Publication year - 2015
Publication title -
obesity
Language(s) - English
Resource type - Journals
SCImago Journal Rank - 1.438
H-Index - 199
eISSN - 1930-739X
pISSN - 1930-7381
DOI - 10.1002/oby.20906
Subject(s) - insulin resistance , medicine , endocrinology , visceral fat , insulin
Objectives To determine whether a selective increase of visceral adipose tissue content will result in insulin resistance. Methods Sympathetic denervation of the omental fat was performed under general inhalant anesthesia by injecting 6‐hydroxydopamine in the omental fat of lean mongrel dogs ( n = 11). In the conscious animal, whole‐body insulin sensitivity was assessed by the minimal model ( S I ) and the euglycemic hyperinsulinemic clamp (SI CLAMP ).

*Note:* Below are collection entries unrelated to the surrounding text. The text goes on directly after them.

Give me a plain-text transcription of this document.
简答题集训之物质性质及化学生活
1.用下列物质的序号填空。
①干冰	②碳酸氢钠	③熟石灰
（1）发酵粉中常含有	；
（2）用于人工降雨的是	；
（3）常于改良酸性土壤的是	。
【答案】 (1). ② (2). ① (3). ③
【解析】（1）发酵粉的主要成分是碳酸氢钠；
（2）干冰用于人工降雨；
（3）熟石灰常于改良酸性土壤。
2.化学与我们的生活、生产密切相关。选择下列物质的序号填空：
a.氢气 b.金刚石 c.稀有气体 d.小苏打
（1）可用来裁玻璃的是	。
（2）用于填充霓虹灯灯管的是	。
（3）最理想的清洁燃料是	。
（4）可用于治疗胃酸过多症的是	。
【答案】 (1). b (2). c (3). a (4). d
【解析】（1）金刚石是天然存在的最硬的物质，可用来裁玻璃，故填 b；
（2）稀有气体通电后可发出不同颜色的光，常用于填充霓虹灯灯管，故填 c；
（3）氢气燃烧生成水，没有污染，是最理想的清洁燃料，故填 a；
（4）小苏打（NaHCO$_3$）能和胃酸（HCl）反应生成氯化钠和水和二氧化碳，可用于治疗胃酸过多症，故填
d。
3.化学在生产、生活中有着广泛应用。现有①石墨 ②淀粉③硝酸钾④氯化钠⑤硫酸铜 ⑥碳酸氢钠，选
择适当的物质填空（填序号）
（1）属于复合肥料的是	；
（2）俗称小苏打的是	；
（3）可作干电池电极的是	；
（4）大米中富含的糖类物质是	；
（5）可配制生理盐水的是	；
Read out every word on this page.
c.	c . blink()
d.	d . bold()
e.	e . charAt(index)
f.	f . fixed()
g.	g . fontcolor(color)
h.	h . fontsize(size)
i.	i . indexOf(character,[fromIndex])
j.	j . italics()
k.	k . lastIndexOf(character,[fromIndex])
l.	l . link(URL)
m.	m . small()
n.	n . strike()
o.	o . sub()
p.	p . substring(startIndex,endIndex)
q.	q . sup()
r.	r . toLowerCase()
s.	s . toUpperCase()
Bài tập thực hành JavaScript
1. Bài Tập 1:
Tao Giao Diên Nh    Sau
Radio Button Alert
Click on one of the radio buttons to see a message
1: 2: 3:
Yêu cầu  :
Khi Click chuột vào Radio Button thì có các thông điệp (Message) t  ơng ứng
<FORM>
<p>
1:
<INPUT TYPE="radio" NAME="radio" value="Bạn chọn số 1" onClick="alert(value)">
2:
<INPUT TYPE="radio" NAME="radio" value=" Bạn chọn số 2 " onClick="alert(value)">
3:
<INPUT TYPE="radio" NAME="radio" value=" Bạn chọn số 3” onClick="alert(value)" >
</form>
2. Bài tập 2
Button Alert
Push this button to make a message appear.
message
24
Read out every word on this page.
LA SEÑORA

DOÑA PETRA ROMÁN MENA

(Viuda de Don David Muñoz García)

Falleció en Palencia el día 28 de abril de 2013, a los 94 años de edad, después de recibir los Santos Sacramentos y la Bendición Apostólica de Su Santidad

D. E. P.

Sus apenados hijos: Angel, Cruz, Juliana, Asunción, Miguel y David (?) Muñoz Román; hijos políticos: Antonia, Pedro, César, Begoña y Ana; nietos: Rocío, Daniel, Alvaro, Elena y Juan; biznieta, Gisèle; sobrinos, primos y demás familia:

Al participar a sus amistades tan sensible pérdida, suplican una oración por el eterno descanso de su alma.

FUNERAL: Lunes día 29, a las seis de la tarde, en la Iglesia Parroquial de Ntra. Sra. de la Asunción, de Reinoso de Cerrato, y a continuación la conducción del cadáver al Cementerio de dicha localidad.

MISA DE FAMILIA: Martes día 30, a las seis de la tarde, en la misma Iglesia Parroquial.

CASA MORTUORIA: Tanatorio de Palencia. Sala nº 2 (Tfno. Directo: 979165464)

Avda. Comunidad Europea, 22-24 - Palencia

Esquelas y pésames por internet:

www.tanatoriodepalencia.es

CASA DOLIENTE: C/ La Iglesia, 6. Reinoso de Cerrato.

Changes in abdominal fat were monitored by magnetic resonance. All assessments were determined before (Wk0) and 2 weeks (Wk2) after denervation. Data are medians (upper and lower interquartile). Results Denervation of omental fat resulted in increased percentage (and content) of visceral fat [Wk0: 10.2% (8.5‐11.4); Wk2: 12.4% (10.4‐13.6); P < 0.01]. Abdominal subcutaneous fat remained unchanged. However, no changes were found in S I [Wk0: 4.7 (mU/l) −1 min −1 (3.1‐8.8); Wk2: 5.3 (mU/l) −1 min −1 (4.5‐7.2); P = 0.59] or SI CLAMP [Wk0: 42.0 × 10 −4 dl kg −1 min −1 (mU/l) −1 (41.0‐51.0); Wk2: 40.0 × 10 −4 dl kg −1 min −1 (mU/l) −1 (34.0‐52.0); P = 0.67]. Conclusions Despite a selective increase in visceral adiposity in dogs, insulin sensitivity in vivo did not change, which argues against the concept that accumulation of visceral adipose tissue contributes to insulin resistance.